In my last blog, “Big Sales Don’t Mean Big Profits,” I told the story of two companies I worked with that had increasing sales but declining profits. They both had problems with their product mix.
It was too late for one company — the owners didn’t want to make the investment needed to keep it running after we identified the problem so they closed it down after 30 years.
We were able to save the other company, although it shrunk from a $600 million company to a $350 million company.
What could both of these companies have done differently? What could have kept them out of this situation, which caused one of them to go out of business completely and the other to shrink to almost half its size?
Although the circumstances related to the issues with their product mixes were very different, the root cause of the problem in both cases was the same: a lack of communication.
Company A, which was a $2 million company that manufactured and distributed products, ran into trouble when their lower-profit sales to big box stores increased, pushing their margins down until they were no longer profitable. The operations and sales manager knew that the percentage of the lower profit sales to the big box companies was increasing — it went from 20% to 80% — yet no one discussed it.
The chief financial officer must have recognized the situation because the profitability of the company was severely impacted, but also didn’t raise the issue. Because no one talked about it, no one attempted to fix it. As Peter Drucker said, “The most important thing in communication is hearing what isn’t said.” You can’t fix what you don’t acknowledge.
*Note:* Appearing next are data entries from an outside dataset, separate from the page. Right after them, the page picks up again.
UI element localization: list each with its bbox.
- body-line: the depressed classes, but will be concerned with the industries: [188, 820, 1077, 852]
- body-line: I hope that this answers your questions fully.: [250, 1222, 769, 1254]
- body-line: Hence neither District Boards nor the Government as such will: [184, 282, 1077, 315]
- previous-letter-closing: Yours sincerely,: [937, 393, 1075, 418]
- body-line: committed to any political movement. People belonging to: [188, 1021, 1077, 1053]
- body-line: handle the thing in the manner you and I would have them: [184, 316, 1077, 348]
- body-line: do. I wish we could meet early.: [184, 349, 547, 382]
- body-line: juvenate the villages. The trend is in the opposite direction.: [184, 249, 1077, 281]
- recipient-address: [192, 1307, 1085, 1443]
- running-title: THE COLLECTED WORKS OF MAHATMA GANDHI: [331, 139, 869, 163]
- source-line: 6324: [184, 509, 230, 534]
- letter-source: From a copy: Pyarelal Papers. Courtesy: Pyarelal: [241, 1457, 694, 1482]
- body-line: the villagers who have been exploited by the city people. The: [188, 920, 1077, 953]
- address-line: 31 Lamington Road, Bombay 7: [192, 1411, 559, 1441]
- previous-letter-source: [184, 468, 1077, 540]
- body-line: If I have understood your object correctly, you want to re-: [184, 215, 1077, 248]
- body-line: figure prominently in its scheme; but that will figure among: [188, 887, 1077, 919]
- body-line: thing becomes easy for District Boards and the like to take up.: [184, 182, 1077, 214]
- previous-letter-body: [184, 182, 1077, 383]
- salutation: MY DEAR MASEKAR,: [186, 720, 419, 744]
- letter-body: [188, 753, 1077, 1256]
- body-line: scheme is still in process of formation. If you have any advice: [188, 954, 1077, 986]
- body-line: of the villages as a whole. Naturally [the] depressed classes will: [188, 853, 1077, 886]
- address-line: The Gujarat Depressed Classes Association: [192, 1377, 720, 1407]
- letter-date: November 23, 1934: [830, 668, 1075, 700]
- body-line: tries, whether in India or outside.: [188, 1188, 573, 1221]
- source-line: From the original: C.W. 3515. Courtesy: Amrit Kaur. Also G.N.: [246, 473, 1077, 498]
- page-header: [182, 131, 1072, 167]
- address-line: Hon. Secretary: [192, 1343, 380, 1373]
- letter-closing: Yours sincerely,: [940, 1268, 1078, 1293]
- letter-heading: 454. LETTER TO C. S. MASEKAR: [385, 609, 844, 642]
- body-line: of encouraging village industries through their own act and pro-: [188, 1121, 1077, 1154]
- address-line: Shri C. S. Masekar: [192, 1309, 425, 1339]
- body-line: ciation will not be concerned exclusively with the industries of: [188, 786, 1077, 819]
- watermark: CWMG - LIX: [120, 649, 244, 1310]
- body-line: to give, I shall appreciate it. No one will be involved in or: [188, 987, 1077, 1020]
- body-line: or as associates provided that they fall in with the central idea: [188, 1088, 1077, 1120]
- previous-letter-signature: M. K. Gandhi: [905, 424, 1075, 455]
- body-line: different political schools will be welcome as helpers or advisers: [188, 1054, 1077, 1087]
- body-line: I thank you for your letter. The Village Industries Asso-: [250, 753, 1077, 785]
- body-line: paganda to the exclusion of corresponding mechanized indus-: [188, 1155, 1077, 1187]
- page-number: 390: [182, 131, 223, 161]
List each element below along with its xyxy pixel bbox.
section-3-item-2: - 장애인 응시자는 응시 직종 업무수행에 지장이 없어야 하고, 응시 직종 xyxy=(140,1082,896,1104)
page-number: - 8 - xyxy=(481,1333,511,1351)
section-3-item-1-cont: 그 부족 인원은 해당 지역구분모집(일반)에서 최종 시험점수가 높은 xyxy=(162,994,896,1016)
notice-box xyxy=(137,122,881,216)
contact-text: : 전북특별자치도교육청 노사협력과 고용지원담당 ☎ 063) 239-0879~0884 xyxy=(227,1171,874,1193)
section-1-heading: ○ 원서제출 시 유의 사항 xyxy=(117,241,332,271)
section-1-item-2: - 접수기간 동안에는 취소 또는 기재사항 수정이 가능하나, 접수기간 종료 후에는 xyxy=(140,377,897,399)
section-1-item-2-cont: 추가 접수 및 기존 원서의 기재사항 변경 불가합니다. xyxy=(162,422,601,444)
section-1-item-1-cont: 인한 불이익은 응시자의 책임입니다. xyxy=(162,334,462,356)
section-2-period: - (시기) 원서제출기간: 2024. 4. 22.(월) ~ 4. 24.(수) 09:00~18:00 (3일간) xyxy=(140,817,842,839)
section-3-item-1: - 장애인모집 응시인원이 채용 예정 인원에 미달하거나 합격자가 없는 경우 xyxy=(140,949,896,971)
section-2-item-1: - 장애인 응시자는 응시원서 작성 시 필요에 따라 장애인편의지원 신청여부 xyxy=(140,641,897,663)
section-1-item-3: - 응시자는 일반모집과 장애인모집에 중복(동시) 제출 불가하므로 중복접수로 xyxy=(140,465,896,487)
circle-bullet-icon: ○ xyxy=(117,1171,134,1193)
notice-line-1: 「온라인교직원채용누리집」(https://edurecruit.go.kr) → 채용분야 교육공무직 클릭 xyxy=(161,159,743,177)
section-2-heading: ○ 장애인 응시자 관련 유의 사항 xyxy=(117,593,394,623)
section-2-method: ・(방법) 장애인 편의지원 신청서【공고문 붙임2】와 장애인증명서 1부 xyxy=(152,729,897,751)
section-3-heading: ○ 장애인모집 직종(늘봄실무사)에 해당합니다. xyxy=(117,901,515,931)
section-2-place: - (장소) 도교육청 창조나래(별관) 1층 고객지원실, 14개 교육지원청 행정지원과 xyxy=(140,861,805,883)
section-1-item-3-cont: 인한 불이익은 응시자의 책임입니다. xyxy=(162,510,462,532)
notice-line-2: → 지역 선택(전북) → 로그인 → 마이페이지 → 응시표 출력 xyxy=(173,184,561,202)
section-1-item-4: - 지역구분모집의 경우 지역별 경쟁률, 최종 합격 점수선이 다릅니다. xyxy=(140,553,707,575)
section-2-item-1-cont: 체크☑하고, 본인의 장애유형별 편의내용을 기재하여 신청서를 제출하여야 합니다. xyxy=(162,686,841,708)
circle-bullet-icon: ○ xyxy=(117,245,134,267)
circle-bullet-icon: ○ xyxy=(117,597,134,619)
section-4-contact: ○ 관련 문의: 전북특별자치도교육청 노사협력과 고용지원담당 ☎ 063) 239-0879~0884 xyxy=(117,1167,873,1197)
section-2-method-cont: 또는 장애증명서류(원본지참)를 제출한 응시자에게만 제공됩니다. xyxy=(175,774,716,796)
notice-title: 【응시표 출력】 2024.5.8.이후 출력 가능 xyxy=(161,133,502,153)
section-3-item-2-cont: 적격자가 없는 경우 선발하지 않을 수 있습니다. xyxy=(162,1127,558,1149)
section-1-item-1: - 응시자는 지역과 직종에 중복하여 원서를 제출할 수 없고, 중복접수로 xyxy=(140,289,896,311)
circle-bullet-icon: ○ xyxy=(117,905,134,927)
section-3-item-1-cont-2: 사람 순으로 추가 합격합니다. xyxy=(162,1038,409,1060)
So the situation just got worse.
With Company B, whose management assured me they did not have a problem with their product mix, we found that even though the company had spent millions on computer systems to make sure they knew exactly what their costs were, there was still a breakdown in the system.
We found that there had been a lot of turnover in one of the key positions responsible for the accuracy of the data going into the computer systems. The new people taking over were not being properly trained. So the company had been selling products based on inaccurate cost structures. Again, there was a failure in communication.
In this case, I was reminded of a quote by George Bernard Shaw, “The single biggest problem in communication is the illusion that it has taken place.”
Communication is one of the keys to the success of any business. In my book, “How Not to Hire a Guy Like Me: Lessons Learned from CEOs’ Mistakes” I discuss the value of honest and open communication. In the case of Company A, the management of the company should have noticed the drastic change that was taking place in their product mix and discussed the situation. Together they could have determined what the effect on the business would be and taken steps to deal with the inevitable decline in profits.
As for Company B, it had a breakdown in the quality of training new staff. The duties of people in a key position were not being adequately communicated so the job was not being performed as it should have been.
Good communication at all levels of an organization can alert you to ways to improve your company while also providing early warning signs if things are starting to go wrong. Open communication will not only help steer your company through hard times, it can prevent them from occurring in the first place.